TRIBUNNEWS.COM, SUKOHARJO - Ken Setiawan adalah eks anggota Negara Islam Indonesia (NII). Ia berbagi kisah mencari uang lalu disetor ke 'ibu kota' sebesar Rp 14 miliar per bulan.
Di Negara Islam Indonesia (NII), Ken bertugas sebagai perekrut NII. Kepada TribunSolo.com, Ken menceritakan awal mula masuk jadi anggota Negara Islam Indonesia (NII) awal 2000.
"Awal tahun 2000 saya ke Jakarta untuk ikut lomba silat, di situ saya ketemu teman saya yang sudah masuk NII, kita ngobrol dan akhirnya saya membatalkan lomba karate untuk ikut NII," kata Ken, Selasa (18/12/2018).
Ken kemudian diberi tugas sebagai perekrut anggota baru NII. Ia menyasar anak muda yang mudah di konspirasi.
"Kita serang sisi psikologinya, jadi metodenya berbeda-beda kepada setiap orang," ungkap Ken.
Ia mengungkap modus perekrutan yang dilakukannnya menggunakan hukum Islam, yang dikorelasikan dengan realita bangsa Indonesia, sehingga seseorang berfikir jika Indonesia bukan negara yang ideal.
"Contohnya seperti ini, hukum Islam minuman keras itu halal atau tidak, kalau tidak mengapa di Indonesia masih menjual minuman keras, itu contoh sederhananya untuk membuat negara kita seolah-olah tidak ideal," terangnya.
Dengan pola pikir kaum milenial yang masih labil, dengan logika-logika seperti demikian, anak muda menjadi sasaran empuk untuk dicuci otaknya.
Perekrutan dilakukan tidak hanya di lingkungan masjid. Perekrutan juga dilakukan di tempat umum, seperti tempat makan, cafe, mall, dan sebagainya.
Ken menjelaskan, ciri-ciri orang yang sudah masuk anggota Negara Islam Indonesia (NII) akan adanya perubahan perilaku seperti sering meminta uang kepada orang tuanya, menjual benda berharganya, membohongi orang tuanya supaya mendapat uang, pulang malam karena harus mengikuti bimbingan dari Negara Islam Indonesia (NII), dan susah dihubungi.

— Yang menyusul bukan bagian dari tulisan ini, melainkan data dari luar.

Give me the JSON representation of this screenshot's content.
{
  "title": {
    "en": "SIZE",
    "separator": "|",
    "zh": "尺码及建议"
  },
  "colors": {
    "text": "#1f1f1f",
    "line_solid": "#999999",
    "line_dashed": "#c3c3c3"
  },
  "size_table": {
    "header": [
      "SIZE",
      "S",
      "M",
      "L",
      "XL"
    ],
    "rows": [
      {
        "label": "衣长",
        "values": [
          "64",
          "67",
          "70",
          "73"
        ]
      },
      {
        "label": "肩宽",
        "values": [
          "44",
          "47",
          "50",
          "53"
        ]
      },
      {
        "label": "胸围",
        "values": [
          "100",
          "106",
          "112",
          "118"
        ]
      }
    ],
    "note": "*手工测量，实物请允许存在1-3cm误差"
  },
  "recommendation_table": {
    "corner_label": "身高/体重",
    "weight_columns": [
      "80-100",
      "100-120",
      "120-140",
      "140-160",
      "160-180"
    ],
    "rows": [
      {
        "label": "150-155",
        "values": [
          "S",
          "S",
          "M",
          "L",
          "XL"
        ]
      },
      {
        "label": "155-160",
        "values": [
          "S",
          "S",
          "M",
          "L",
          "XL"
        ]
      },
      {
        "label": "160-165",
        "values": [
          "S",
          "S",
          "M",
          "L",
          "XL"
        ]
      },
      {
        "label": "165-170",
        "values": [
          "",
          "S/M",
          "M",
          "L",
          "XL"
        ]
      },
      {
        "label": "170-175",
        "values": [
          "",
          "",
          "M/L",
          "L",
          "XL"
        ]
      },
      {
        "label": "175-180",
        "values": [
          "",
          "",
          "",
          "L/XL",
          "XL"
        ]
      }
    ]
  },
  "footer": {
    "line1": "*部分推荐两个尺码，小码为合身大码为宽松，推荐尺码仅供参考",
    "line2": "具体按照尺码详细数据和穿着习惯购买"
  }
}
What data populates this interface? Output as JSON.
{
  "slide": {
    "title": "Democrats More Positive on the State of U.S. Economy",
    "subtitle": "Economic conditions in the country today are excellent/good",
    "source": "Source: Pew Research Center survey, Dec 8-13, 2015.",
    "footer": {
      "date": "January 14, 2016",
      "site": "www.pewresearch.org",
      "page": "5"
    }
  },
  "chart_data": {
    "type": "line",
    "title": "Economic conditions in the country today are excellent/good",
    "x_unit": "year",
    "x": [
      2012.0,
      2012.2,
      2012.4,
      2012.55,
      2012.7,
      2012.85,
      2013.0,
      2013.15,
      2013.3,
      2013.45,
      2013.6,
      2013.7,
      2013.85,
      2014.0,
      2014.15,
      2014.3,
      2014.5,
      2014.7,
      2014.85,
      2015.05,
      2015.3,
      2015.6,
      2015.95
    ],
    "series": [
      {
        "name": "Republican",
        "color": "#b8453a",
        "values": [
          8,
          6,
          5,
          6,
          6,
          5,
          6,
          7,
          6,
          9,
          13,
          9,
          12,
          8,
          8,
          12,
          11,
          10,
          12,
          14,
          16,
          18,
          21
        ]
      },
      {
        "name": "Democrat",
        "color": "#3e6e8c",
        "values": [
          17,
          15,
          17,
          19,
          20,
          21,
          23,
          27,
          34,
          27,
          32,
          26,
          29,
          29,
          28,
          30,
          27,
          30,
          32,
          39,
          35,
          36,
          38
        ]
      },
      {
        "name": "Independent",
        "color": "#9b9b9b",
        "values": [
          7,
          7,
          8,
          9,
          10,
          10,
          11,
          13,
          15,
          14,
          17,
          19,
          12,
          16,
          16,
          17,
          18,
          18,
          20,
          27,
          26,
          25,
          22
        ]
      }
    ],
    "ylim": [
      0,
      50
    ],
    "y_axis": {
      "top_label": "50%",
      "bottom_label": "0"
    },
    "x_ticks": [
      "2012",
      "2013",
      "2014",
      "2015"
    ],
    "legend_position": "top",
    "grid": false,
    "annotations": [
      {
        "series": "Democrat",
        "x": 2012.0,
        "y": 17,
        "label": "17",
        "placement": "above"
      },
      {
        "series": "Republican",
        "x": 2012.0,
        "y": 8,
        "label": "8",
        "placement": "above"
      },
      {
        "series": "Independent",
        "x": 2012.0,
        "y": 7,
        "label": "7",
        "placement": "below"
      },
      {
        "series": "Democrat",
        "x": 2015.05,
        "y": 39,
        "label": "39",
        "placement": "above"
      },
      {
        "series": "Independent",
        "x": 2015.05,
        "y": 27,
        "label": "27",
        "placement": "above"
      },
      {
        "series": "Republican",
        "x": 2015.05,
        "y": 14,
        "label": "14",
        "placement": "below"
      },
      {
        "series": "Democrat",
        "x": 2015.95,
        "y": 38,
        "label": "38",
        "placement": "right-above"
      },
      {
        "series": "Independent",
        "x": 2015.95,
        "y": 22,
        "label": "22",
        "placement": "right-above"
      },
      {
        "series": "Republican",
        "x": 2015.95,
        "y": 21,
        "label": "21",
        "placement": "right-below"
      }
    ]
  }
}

"Kalau kalangan mahasiswa paling sering bilang ke orang tuanya laptopnya ilang, menabrakkan mobil atau motor temannya, lalu utangnya banyak karena sering pinjam uang," kata Ken.
Ken menjelaskan, untuk mengubah ideologi bangsa ini membutuhkan banyak uang, yang mana setiap tingkatan akan menyetorkan sejumlah uang ke 'Ibu Kota'.
Ibu kota yang dimaksud bukanlah ibu kota Republik Indonesia di Jakarta, melainkan Ibu Kota NII di Indramayu, Jawa Barat.
"Kalau saya dulu, setiap bulan harus setor sebesar Rp 14 miliar ke Ibu Kota, jadi untuk bisa target uang segitu kami menghalalkan harta orang kafir," terang Ken.
Seiring berjalannya waktu, Ken mulai melihat kejanggalan-kejanggalan yang ada di dalam NII.
"NII kan mengkafirkan orang di luar anggota mereka, jadi banyak orang yang hamil di luar nikah atau menikah tanpa mendapat restu orang tuanya," terang Ken.
Sampai akhirnya Ken bertemu temannya yang juga mantan anggota NII, dan mereka mulai bertukar pikiran yang membuat pikiran Ken terbuka pada tahun 2003.
"Di dalam NII kita tidak boleh bertanya, apa pun perintahnya kita tinggal melakukan saja, dan kita juga gak boleh bertanya kepada orang luar. Saat saya sharing dengan beberapa ustadz mengenai pemikiran-pemikiran, saya sadar jika saya salah," terang Ken.
Saat ini Ken sibuk sebagai Ketua NII Crisis Center yang bergerak dibidang rehabilitasi dan pendampingan mantan korban NII dan paham radikal lainnya.
"Kita memberikan pendampingan, karena korban ini biasanya stres, depresi, gila, bahkan jadi atheis."
"Oleh karena itu, kami berusaha membuka pikiran masyarakat untuk kembali menerima korban, dan kami berikan kajian-kajian sesuai syariat Islam," kata Ken.